Measuring developer productivity via humans

Somewhere, right now, a technology executive tells their directors: “We need a way to measure the productivity of our engineering teams.” A working group assembles to explore potential solutions, and weeks later, proposes implementing the metrics: lead time, deployment frequency, and number of pull requests created per engineer.

Soon after, senior engineering leaders meet to review their newly created dashboards. Immediately, questions and doubts are raised. One leader says: “our lead time is two days which is ‘low performing’ according to those benchmarks – but is there actually a problem?”. Another leader says: “it’s unsurprising to see that some of our teams are deploying less often than others. But I’m not sure why or what to do.”

If this story arc is familiar to you, don’t worry – it’s familiar to most, including some of the biggest tech companies in the world. It is not uncommon for measurement programs to fall short when metrics like DORA fail to provide the depth for insights leaders need.

The solution to this relies on capturing insights from developers themselves, rather than solely relying on basic measures of speed and output. What we are referring to here is qualitative measurement. We’ve helped many organizations adopt this approach, and we’ve seen firsthand the dramatically improved understanding of developer productivity that it provides.

In this article, we provide a primer on this approach derived from our experience helping many organizations on this journey. We begin with a definition of qualitative metrics and how to advocate for them. We follow with practical guidance on how to capture, track, and utilize this data.

Today, developer productivity is a critical concern for businesses amid the backdrop of fiscal tightening and transformational technologies such as AI. In addition, developer experience and platform engineering are garnering increased attention as enterprises look beyond Agile and DevOps transformation. What all these concerns share is a reliance on measurement to help guide decisions and track progress. And for this, qualitative measurement is key.

What is a qualitative metric?

We define a qualitative metric as a measurement derived from self-reported data. This is a practical definition – we haven’t found a singular definition within the social sciences, and the alternative definitions we’ve seen have flaws that we discuss later in this section.

The definition of the word “metric” is unambiguous.
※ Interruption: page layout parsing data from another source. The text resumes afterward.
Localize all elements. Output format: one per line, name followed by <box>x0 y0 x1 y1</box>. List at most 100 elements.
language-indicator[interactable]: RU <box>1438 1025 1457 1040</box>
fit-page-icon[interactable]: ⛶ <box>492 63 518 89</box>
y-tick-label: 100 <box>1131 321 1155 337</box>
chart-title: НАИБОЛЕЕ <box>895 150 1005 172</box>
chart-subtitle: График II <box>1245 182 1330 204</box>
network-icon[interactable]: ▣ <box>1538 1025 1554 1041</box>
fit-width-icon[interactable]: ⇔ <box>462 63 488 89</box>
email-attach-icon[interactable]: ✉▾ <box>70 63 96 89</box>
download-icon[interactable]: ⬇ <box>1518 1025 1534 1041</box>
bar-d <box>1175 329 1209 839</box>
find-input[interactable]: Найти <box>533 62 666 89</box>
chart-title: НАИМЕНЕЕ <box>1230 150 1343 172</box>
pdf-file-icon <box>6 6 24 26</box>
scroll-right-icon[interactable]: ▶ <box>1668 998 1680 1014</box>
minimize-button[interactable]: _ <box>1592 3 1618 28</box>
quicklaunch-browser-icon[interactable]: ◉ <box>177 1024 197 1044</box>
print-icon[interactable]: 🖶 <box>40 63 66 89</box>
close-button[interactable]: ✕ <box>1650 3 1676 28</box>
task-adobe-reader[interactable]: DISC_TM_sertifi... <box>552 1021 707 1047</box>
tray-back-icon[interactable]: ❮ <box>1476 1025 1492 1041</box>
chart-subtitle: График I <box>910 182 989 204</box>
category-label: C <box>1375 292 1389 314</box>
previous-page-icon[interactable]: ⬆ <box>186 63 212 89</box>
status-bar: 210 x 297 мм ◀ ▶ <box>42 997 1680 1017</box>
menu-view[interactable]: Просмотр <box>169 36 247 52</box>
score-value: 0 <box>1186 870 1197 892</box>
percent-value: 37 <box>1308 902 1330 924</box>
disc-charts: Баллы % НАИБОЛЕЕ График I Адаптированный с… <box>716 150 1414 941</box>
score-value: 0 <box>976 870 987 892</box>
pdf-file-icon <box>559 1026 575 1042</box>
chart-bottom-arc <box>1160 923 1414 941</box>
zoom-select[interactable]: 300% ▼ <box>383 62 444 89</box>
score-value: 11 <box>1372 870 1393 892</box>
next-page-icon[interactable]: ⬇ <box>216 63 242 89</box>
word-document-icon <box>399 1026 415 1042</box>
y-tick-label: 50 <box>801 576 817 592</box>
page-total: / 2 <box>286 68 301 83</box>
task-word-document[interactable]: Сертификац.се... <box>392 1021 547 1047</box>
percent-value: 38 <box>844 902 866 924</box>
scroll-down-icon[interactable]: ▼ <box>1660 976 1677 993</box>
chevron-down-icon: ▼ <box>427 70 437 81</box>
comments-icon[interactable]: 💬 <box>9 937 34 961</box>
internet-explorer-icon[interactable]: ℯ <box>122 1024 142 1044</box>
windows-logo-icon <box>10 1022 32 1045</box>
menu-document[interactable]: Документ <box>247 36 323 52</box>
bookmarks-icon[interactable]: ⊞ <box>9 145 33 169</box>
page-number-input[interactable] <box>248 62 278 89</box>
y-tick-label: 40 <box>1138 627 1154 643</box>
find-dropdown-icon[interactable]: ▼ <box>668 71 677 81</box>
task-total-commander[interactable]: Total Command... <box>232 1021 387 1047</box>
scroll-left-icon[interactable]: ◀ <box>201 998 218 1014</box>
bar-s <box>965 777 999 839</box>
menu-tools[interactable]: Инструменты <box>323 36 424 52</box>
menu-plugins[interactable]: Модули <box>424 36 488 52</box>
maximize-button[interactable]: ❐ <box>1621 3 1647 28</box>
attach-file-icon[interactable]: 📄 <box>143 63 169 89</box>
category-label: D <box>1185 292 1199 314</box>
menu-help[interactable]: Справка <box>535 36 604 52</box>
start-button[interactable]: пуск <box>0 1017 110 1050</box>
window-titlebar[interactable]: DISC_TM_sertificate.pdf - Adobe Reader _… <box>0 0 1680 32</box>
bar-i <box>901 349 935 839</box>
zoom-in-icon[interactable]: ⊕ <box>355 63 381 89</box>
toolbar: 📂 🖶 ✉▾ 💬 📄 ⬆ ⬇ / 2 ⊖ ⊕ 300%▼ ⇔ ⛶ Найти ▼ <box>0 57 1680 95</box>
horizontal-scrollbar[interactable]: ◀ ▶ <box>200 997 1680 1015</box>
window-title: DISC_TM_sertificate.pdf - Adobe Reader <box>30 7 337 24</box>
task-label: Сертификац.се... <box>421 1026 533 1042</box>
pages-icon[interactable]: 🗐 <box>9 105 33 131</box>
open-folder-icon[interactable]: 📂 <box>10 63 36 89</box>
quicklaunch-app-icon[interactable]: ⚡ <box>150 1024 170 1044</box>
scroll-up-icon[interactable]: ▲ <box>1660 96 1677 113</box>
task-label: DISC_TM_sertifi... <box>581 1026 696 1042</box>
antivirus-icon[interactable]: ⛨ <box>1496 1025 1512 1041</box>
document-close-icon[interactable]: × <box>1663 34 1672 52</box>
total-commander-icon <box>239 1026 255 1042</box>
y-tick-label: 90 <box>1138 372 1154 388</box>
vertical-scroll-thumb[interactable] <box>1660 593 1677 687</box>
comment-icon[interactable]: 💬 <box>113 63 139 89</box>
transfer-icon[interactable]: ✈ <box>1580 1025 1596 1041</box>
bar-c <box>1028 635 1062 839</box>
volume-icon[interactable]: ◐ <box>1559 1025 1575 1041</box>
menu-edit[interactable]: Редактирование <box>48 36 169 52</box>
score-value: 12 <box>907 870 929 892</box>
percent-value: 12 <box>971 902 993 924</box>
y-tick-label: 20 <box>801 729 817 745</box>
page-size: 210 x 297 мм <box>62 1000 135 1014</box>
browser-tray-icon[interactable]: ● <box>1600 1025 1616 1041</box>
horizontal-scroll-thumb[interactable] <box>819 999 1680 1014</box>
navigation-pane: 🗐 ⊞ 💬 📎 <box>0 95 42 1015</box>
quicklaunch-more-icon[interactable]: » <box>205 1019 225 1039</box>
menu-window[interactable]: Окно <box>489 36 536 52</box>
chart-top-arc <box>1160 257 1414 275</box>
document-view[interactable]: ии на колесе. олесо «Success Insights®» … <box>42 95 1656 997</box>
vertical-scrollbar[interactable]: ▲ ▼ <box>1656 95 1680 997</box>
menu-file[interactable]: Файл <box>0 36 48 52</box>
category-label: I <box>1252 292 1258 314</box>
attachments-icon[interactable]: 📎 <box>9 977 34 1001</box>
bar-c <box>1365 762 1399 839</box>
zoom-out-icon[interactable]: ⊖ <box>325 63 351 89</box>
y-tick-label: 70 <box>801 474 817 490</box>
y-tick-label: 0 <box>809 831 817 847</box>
The term “qualitative,” however, has no authoritative definition as noted in the 2019 journal paper What is Qualitative in Qualitative Research: “There are many definitions of qualitative research, but if we look for a definition that addresses its distinctive feature of being ‘“qualitative,’” the literature across the broad field of social science is meager. The main reason behind this article lies in the paradox, which, to put it bluntly, is that researchers act as if they know what it is, but they cannot formulate a coherent definition.”

An alternate definition we’ve heard is that qualitative metrics measure quality, while quantitative metrics measure quantity. We’ve found this definition problematic for two reasons: first, the term “qualitative metric” includes the term metric, which implies that the output is a quantity (i.e., a measurement). Second, quality is typically measured through ordinal scales that are translated into numerical values and scores—which again, contradicts the definition.

Another argument we have heard is that the output of sentiment analysis is quantitative because the analysis results in numbers. While we agree that the data resulting from sentiment analysis is quantitative, based on our original definition this is still a qualitative metric (i.e., a quantity produced qualitatively) unless one were to take the position that “qualitative metric” is altogether an oxymoron.

Aside from the problem of defining what a qualitative metric is, we’ve also encountered problematic colloquialisms. One example is the term “soft metric.”. We caution against this phrase because it harmfully and incorrectly implies that data collected from humans is weaker than “hard metrics” collected from systems. We also discourage the term “subjective metrics” because it misconstrues the fact that data collected from humans can be either objective or subjective—as we discuss in the next section.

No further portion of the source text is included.